Here is how they did it, using simple analogies:

  1. The "Dilepton" Signature: When a top quark is created, it almost immediately splits into a W boson and a bottom quark. The W boson then decays into a "lepton" (an electron or a muon). Since a top quark pair creates two W bosons, the team looked for events where two clean, high-energy leptons appeared. This is like looking for two specific, bright blue sparks in a cloud of gray smoke.
  2. The "B-Jet" Clue: The other half of the top quark's decay is a "bottom quark," which turns into a spray of particles called a "jet." The team used a new, super-smart AI tool (called a "multivariate discriminator") to identify these specific "bottom jets." It's like having a detector that can smell the specific scent of the needle amidst the hay.
  3. The "Centrality" Check: The researchers didn't just look at all crashes. They looked at how "head-on" the collisions were.
    • Central collisions: The two lead balls smash dead center (like two cars hitting bumper-to-bumper).
    • Semicentral collisions: They graze each other (like a glancing blow).
    • They measured the top quark production in both scenarios to see if the "impact parameter" (how hard they hit) changed the results.

The Results: A Clear Victory

The team successfully counted the top quark pairs and measured how often they are produced (the "cross-section").

  • The Count: They found that top quark pairs are produced at a rate of about 3.42 microbarns. (Think of a microbarn as a tiny unit of probability; it's a very small number, meaning these events are rare).
  • The Match: This number matches perfectly with the theoretical predictions made by physicists using complex math (Quantum Chromodynamics). It's like predicting exactly how many times a coin will land on heads after a million flips, and the actual result matches the math.
  • The Ratio: They also measured the ratio of top quark production to another common process called "Drell-Yan" (which produces pairs of electrons or muons). This ratio acts as a control check, and it also matched the theory.

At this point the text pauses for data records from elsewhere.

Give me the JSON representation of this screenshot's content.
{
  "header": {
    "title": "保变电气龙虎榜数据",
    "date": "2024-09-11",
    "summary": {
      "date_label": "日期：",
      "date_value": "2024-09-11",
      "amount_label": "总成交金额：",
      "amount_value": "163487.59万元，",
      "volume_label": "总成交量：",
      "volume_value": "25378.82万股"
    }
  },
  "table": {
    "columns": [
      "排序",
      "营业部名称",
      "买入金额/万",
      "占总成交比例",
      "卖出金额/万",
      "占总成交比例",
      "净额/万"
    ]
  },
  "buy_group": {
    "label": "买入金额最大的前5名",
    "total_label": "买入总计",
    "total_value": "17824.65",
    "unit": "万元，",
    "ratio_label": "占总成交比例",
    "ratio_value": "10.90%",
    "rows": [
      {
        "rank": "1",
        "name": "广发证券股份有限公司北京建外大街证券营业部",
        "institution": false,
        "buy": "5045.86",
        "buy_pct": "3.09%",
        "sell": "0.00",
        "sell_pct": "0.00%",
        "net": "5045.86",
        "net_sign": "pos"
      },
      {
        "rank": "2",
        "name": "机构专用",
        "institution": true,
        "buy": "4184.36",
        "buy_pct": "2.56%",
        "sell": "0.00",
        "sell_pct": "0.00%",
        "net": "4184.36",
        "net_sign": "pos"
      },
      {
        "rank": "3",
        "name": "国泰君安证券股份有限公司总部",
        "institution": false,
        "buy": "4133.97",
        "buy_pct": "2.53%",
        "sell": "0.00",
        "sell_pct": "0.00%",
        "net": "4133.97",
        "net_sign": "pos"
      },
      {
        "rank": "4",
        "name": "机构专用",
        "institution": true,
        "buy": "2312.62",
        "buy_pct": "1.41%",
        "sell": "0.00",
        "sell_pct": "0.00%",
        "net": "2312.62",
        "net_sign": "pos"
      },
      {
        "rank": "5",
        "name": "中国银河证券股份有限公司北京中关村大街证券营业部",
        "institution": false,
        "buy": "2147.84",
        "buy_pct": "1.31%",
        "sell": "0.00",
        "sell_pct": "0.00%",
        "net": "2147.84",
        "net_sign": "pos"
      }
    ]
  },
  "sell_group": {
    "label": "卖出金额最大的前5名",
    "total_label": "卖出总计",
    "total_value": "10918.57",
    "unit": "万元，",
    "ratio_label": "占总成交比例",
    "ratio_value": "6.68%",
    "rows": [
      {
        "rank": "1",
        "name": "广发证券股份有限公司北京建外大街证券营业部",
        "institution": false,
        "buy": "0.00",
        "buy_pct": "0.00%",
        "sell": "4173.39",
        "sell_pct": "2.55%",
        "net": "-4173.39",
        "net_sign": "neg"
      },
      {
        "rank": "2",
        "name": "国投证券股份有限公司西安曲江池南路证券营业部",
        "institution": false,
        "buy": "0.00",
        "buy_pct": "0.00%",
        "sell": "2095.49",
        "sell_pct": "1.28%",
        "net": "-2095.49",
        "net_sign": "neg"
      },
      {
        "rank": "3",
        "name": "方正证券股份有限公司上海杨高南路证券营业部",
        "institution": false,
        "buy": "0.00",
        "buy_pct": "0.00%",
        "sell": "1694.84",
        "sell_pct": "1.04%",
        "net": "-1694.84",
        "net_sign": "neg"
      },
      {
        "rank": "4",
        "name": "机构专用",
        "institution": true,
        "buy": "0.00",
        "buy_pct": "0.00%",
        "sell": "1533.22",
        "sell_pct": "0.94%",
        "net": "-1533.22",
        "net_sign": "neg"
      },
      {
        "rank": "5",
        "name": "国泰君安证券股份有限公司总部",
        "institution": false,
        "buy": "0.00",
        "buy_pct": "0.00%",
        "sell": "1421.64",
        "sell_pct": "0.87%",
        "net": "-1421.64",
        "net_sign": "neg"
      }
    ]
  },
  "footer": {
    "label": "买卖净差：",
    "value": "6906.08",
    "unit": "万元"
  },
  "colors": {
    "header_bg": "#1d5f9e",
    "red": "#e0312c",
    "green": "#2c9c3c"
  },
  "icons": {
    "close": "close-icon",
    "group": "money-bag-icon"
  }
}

Why This Matters (According to the Paper)

The paper states that this measurement is a "powerful probe" for two main things:

  1. Nuclear Gluon Density: It helps scientists understand how the "glue" (gluons) that holds the nucleus together is distributed inside a heavy lead atom.
  2. The Quark-Gluon Plasma (QGP): When lead nuclei smash, they create a super-hot soup of particles called the Quark-Gluon Plasma. By seeing how the top quark (and its decay products) travels through this soup, scientists can learn about how energy is lost in this extreme environment (a phenomenon called "jet quenching").

The Bottom Line

This paper is a milestone because it proves that we can now reliably "see" the heaviest particle in the universe even when it's buried inside the most chaotic, heavy-ion collisions. It's the first time the CMS experiment has clearly observed this process in lead-lead collisions, moving from "maybe we saw it" to "we definitely measured it."

The results confirm that our current understanding of particle physics (the Standard Model) holds up even in these extreme, high-energy, heavy-ion environments.